Unobtrusively clutching for comfort at the penknife in my blouse, I watched the departure of the pirates, including my protector Tony. They had taken Mr. Tubbs with them, although he had magnanimously offered to remain behind and help guard the camp. Evidently his experience of the previous day had not filled him with confidence in his new friends. It might be quite possible that he intended, if left behind, to turn his coat again and assist us in a break for liberty. If so, he was defeated by the perspicacious Tony, who observed that when he found a pal that suited him as well as Washtubs he liked to keep him under his own eye. With a spade over his reluctant shoulder, and many a dubious backward glance, Mr. Tubbs followed the file into the woods.
Aunt Jane had a bad headache, and as nobody objected she had remained in the cabin. Miss Browne and I had been informed by Tony that we might do as we liked so long as we did not attempt to leave the clearing. Already Violet had betaken herself to a camp-chair in the shade and was reading a work entitled Thoughts on the Involute Spirality of the Immaterial. Except for the prisoners tied to the palm tree, the camp presented superficially a scene of peace. Cookie busied himself with a great show of briskness in his kitchen.
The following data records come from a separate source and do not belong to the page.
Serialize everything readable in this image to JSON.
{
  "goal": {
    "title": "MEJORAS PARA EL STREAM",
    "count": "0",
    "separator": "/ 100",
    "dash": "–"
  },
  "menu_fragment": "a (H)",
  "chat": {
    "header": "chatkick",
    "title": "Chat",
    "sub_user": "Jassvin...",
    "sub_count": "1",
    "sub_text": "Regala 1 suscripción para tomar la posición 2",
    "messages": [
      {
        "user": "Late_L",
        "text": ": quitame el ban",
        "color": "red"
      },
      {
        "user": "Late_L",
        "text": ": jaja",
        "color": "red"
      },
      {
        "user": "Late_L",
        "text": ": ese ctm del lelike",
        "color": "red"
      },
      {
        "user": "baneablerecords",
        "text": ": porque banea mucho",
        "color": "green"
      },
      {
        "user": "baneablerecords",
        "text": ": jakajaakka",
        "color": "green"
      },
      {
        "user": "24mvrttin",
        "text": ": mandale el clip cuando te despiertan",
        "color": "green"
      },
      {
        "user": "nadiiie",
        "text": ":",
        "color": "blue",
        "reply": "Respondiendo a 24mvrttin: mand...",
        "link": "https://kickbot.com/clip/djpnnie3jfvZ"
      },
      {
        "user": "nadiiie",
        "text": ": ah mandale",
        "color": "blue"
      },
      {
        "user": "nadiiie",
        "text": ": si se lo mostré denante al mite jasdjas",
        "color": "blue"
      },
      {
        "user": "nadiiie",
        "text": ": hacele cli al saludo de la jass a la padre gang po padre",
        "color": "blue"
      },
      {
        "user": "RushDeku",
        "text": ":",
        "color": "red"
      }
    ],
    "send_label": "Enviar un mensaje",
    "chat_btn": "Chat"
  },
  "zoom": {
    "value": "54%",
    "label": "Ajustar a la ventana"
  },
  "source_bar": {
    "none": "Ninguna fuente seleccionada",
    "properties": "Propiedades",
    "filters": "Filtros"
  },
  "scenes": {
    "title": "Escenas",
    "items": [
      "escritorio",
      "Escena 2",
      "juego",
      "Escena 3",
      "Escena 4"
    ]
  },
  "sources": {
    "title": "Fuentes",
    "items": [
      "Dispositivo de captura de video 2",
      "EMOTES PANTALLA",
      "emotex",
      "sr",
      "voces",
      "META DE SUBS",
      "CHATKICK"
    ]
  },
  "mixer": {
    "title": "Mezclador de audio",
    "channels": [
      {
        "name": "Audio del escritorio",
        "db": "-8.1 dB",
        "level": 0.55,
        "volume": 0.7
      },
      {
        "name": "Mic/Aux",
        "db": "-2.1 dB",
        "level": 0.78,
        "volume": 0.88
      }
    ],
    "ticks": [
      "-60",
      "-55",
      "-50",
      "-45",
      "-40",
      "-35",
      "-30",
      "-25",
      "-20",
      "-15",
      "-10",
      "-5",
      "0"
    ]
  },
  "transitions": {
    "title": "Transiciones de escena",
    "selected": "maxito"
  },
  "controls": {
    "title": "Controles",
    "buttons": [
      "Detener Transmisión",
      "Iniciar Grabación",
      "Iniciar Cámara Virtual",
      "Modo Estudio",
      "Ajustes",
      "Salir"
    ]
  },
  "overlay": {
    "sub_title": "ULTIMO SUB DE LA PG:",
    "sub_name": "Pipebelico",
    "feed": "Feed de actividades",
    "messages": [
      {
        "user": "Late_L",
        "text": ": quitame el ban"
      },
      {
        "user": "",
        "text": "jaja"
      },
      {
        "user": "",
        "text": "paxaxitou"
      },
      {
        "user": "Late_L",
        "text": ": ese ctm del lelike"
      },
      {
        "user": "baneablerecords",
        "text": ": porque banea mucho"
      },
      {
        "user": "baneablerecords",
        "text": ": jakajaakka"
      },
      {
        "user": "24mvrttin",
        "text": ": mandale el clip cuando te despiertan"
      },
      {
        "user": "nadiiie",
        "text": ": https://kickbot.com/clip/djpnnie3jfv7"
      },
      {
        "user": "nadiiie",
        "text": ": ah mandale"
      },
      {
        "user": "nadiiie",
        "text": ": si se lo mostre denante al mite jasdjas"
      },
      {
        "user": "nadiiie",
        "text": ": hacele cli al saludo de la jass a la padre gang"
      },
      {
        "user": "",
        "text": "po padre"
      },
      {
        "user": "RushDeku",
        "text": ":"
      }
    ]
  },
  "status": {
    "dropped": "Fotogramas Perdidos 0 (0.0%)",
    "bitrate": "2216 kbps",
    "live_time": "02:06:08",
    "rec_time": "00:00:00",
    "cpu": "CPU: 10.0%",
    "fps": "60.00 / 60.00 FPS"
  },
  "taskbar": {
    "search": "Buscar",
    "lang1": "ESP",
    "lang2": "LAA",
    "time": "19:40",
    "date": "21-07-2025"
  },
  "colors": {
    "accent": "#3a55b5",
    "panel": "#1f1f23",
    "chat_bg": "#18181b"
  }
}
Because of the immense circumspection of his behavior he was being allowed a considerable degree of freedom. He served his new masters apparently as zealously as he had served us, but enveloped in a portentous silence. "Yes, sah—no, sah," were the only words which Cookie in captivity had been heard to utter. Yet from time to time I had caught a glance of dark significance from Cookie's rolling eye, and I felt that he was loyal, and that this enforced servitude to the unkempt fraternity of pirates was a degradation which touched him to the quick.
I had followed the example of Miss Higglesby-Browne as regards the camp-chair and the book. What the book was I have not the least idea, but I perused it with an appearance of profound abstraction which I hoped might discourage advances on the part of Captain Magnus. Also I made sure that the penknife was within instant reach. Meanwhile my ears, and at cautious intervals my eyes, kept me informed of the movements of our guards.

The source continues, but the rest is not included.